CAPÍTULO 88
Lucía y Alexander llegaron a las oficinas corporativas con el cuerpo cansado por las pocas horas de sueño, pero con una energía renovada que no pasó desapercibida para nadie en el vestíbulo.
Había algo diferente en la forma en que caminaban juntos. Alexander le sostenía la puerta con una naturalidad que hablaba de intimidad, y Lucía se movía a su lado con la seguridad de saberse respaldada, no solo por el contrato, sino por la piel.
Apenas se abrieron las puertas del ascensor en el piso ejecutivo, la realidad corporativa los golpeó de frente. En el pasillo, saliendo de la sala de conferencias con maletines y laptops, se encontraba el señor Navarro y su equipo de auditores externos. Junto a ellos, con una expresión que oscilaba entre la petulancia y la ansiedad, estaba Rodrigo De la Vega.

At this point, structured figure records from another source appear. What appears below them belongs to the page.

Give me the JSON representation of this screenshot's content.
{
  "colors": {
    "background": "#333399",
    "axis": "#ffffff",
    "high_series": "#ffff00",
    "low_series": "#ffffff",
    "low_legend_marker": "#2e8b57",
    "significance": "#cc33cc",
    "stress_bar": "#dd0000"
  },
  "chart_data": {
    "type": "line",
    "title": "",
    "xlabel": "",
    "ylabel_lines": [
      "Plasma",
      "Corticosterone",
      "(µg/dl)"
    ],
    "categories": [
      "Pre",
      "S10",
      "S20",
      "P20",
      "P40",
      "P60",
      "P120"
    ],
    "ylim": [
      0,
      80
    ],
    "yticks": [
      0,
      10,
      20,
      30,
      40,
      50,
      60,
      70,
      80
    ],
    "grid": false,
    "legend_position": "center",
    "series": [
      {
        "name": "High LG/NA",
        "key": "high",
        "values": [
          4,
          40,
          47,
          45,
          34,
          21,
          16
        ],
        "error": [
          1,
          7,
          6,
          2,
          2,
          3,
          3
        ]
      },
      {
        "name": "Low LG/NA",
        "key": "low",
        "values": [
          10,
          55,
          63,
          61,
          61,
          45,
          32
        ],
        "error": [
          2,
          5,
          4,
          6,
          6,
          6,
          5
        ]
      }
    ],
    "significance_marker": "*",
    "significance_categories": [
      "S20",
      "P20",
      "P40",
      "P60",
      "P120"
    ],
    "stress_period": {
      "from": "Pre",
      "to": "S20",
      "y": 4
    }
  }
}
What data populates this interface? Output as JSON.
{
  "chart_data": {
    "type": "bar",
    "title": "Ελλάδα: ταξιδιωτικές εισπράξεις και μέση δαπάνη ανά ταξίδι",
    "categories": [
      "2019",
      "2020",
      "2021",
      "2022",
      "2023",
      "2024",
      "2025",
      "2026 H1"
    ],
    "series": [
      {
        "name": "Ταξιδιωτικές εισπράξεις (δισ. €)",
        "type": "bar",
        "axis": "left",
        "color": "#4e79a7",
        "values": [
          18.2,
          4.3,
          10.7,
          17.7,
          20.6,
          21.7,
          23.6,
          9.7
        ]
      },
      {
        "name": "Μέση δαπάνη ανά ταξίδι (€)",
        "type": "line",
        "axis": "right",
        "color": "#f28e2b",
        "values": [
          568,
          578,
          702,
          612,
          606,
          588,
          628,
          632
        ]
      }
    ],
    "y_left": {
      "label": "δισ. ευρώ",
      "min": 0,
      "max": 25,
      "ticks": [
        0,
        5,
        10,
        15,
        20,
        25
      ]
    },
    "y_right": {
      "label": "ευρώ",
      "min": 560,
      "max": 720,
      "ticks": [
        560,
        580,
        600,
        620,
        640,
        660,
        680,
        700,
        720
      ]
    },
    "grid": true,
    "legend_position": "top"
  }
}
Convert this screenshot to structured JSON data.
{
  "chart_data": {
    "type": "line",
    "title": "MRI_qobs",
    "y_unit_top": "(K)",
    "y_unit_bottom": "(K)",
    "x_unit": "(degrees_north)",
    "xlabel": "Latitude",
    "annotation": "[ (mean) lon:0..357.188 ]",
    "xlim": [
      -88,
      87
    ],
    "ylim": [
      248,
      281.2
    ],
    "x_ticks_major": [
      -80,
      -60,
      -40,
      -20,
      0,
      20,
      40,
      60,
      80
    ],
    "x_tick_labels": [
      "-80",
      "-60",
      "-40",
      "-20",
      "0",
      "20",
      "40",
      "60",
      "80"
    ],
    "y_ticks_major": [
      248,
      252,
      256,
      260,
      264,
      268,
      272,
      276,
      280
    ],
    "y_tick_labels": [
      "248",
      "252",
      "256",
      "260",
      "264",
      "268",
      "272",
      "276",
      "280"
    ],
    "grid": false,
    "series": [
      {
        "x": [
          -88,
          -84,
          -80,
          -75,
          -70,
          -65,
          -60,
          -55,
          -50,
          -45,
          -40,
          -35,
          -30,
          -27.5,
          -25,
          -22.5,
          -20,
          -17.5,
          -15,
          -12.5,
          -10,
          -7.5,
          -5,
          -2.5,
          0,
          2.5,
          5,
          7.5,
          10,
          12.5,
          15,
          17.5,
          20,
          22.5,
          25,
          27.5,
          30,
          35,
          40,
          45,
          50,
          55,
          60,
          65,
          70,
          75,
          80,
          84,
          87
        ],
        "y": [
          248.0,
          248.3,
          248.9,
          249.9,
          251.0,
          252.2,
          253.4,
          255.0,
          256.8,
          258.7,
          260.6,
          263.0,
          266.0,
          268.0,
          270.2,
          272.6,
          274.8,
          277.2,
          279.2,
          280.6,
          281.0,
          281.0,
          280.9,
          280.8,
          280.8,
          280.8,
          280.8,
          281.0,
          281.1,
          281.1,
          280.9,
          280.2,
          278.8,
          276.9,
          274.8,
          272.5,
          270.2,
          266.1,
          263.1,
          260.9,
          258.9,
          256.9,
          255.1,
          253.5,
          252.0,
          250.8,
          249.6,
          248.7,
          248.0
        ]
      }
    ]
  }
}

— Señor Navarro —saludó Lucía, deteniéndose frente al grupo—. Buenos días. Veo que han madrugado.
El auditor principal, un hombre canoso y de pocas palabras, asintió respetuosamente.
— Señora Presidenta, señor De la Vega. Sí, hemos concluido la fase de recolección de datos in situ de la Fundación y de las cuentas operativas vinculadas a la gestión del señor Rodrigo.
— ¿Y bien? —preguntó Alexander, yendo al grano—. ¿Hay un veredicto?
— Todavía no, señor —respondió Navarro con cautela profesional—. Tenemos mucha información que procesar. Los cruces de facturas y las verificaciones bancarias llevarán tiempo. Los resultados definitivos y el informe estarán listos en unas semanas.
Rodrigo soltó una risa nasal, corta y despectiva, metiéndose las manos en los bolsillos del pantalón.
— Ya sabes lo que van a encontrar, Rodrigo: nada. —Rodrigo miró a Lucía con desafío—. Sabes que no encontrarán nada irregular. Esta auditoría solo fue una pérdida de tiempo y dinero de la empresa. Un capricho para intentar manchar mi reputación frente al abuelo.
Lucía lo miró con calma.
— Si no hay nada, Alexander, entonces no tienes de qué preocuparte. La transparencia nunca es una pérdida de dinero; es una inversión en confianza.
Rodrigo apretó los labios. Sus ojos, buscando cualquier arma para contraatacar, recorrieron la ropa de ambos. Notó las ligeras arrugas en la camisa de Alexander y el hecho de que Lucía llevaba el mismo bolso que el día anterior.
Una sonrisa maliciosa curvó sus labios.
— Por cierto... —dijo Rodrigo, bajando el tono para que los auditores no escucharan, pero lo suficientemente alto para ser molesto—. Anoche estuve esperando para discutir unos temas de logística urgente, pero noté que ninguno de los dos volvió a la mansión.